Consultation for the Regulation 19 draft of our new Local Plan for Winchester District closed a few days ago. Although this phase has been “accelerated” in response to the new government’s priority for planning reform, the most optimistic completion date is the end of 2025. The process commenced in 2018.
Recent headlines about Local Plans have been prompted by the government’s efforts to inject its new mandates for housebuilding. 1.5 million new homes are promised within the current parliament.
A similar stretch target (2030) has been set for decarbonisation of the electricity grid, supported by amendments to the National Planning Policy Framework. But government guidance for Local Plan preparation has been framed solely to “ensure plans contribute positively to our ambition of delivering 1.5m homes.” Options for local authorities are dictated by the housing mandate numbers, not by new demands on local energy infrastructure.
Of course, local authorities are programmed to associate land use change with housing development. Precise numbers, divided between specific parish and urban locations, are the bread and butter content of Local Plans. The demands of renewable energy, not to mention commitments to biodiversity, rewilding and reforestation, generally struggle to make the leap from policy to spatial detail. Landowners are partly to blame for reinforcing this mindset in their responses to the planners’ calls for sites to earmark for development.
No one could plead ignorance of the steeply rising curve of demand for energy infrastructure. The 6th carbon budget of the Climate Change Committee in 2020 outlined why it would be necessary to achieve grid decarbonisation by 2035, many years in advance of net zero 2050. Jolted by the 2022 energy crisis the Conservative government eventually agreed. Ed Miliband has now advanced this further to 2030.
The imminent targets for UK solar and onshore wind are exponential, compelling wide distribution across rural areas. And the rationale has extended beyond climate change to address national energy security and the cost of living.
This sense of scale and urgency is missing from the new Winchester Local Plan. Some of the recent government decisions arrived too late for consideration in the drafting. Nonetheless, in my response to the consultation I’ve highlighted the mismatch between the frantic mobilisation implied by national goals for renewable energy and sluggishly vague Local Plans. A sympathetic inspector may pick it up as an issue for wider consideration.
I’ve also tried to sort out the muddled preamble text (paras 4.40 & 4.41) to the key policy CN5 for renewable energy. It stumbles in citing a 2008 report, hopelessly outdated on this topic. The text of 4.41 does helpfully indicate the need for “a sixfold increase of local solar farm capacity” but omits any reference to wind turbine potential. This was my suggested wording, attempting to retain as much of the original as possible:
4.40: The generation of renewable and low carbon energy will help to contribute to national targets and the council’s climate emergency.
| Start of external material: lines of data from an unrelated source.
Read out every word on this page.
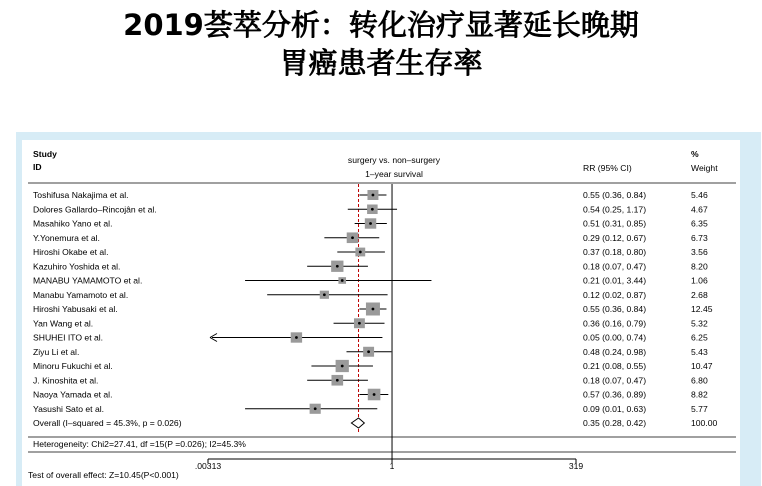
2019荟萃分析：转化治疗显著延长晚期
胃癌患者生存率
Study
ID
surgery vs. non–surgery
1–year survival
RR (95% CI)
%
Weight
Toshifusa Nakajima et al.	0.55 (0.36, 0.84)	5.46
Dolores Gallardo–Rincojân et al.	0.54 (0.25, 1.17)	4.67
Masahiko Yano et al.	0.51 (0.31, 0.85)	6.35
Y.Yonemura et al.	0.29 (0.12, 0.67)	6.73
Hiroshi Okabe et al.	0.37 (0.18, 0.80)	3.56
Kazuhiro Yoshida et al.	0.18 (0.07, 0.47)	8.20
MANABU YAMAMOTO et al.	0.21 (0.01, 3.44)	1.06
Manabu Yamamoto et al.	0.12 (0.02, 0.87)	2.68
Hiroshi Yabusaki et al.	0.55 (0.36, 0.84)	12.45
Yan Wang et al.	0.36 (0.16, 0.79)	5.32
SHUHEI ITO et al.	0.05 (0.00, 0.74)	6.25
Ziyu Li et al.	0.48 (0.24, 0.98)	5.43
Minoru Fukuchi et al.	0.21 (0.08, 0.55)	10.47
J. Kinoshita et al.	0.18 (0.07, 0.47)	6.80
Naoya Yamada et al.	0.57 (0.36, 0.89)	8.82
Yasushi Sato et al.	0.09 (0.01, 0.63)	5.77
Overall (I–squared = 45.3%, p = 0.026)	0.35 (0.28, 0.42)	100.00
Heterogeneity: Chi2=27.41, df =15(P =0.026); I2=45.3%
Test of overall effect: Z=10.45(P<0.001)
.00313	1	319
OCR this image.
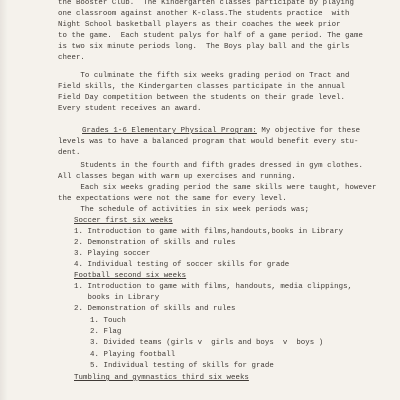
the Booster Club.  The Kindergarten classes participate by playing
one classroom against another K-class.The students practice  with
Night School basketball players as their coaches the week prior
to the game.  Each student palys for half of a game period. The game
is two six minute periods long.  The Boys play ball and the girls
cheer.
To culminate the fifth six weeks grading period on Tract and
Field skills, the Kindergarten classes participate in the annual
Field Day competition between the students on their grade level.
Every student receives an award.
Grades 1-6 Elementary Physical Program: My objective for these
levels was to have a balanced program that would benefit every stu-
dent.
Students in the fourth and fifth grades dressed in gym clothes.
All classes began with warm up exercises and running.
Each six weeks grading period the same skills were taught, however
the expectations were not the same for every level.
The schedule of activities in six week periods was;
Soccer first six weeks
1. Introduction to game with films,handouts,books in Library
2. Demonstration of skills and rules
3. Playing soccer
4. Individual testing of soccer skills for grade
Football second six weeks
1. Introduction to game with films, handouts, media clippings,
books in Library
2. Demonstration of skills and rules
1. Touch
2. Flag
3. Divided teams (girls v  girls and boys  v  boys )
4. Playing football
5. Individual testing of skills for grade
Tumbling and gymnastics third six weeks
A 2022 Renewable Energy Study by Winchester Action on the Climate Crisis showed that there is potential for local renewable generation to match local consumption of electricity in a future net zero scenario. The Study suggested that the greatest potential for renewable and low carbon energy schemes in the part of the district that is located outside of the South Downs National Park is from solar energy generation, alongside a contribution from wind turbines.
4.41 (add a further bullet point, quoted from the Study):
“It will be necessary to activate the potential for wind energy that exists within the District.”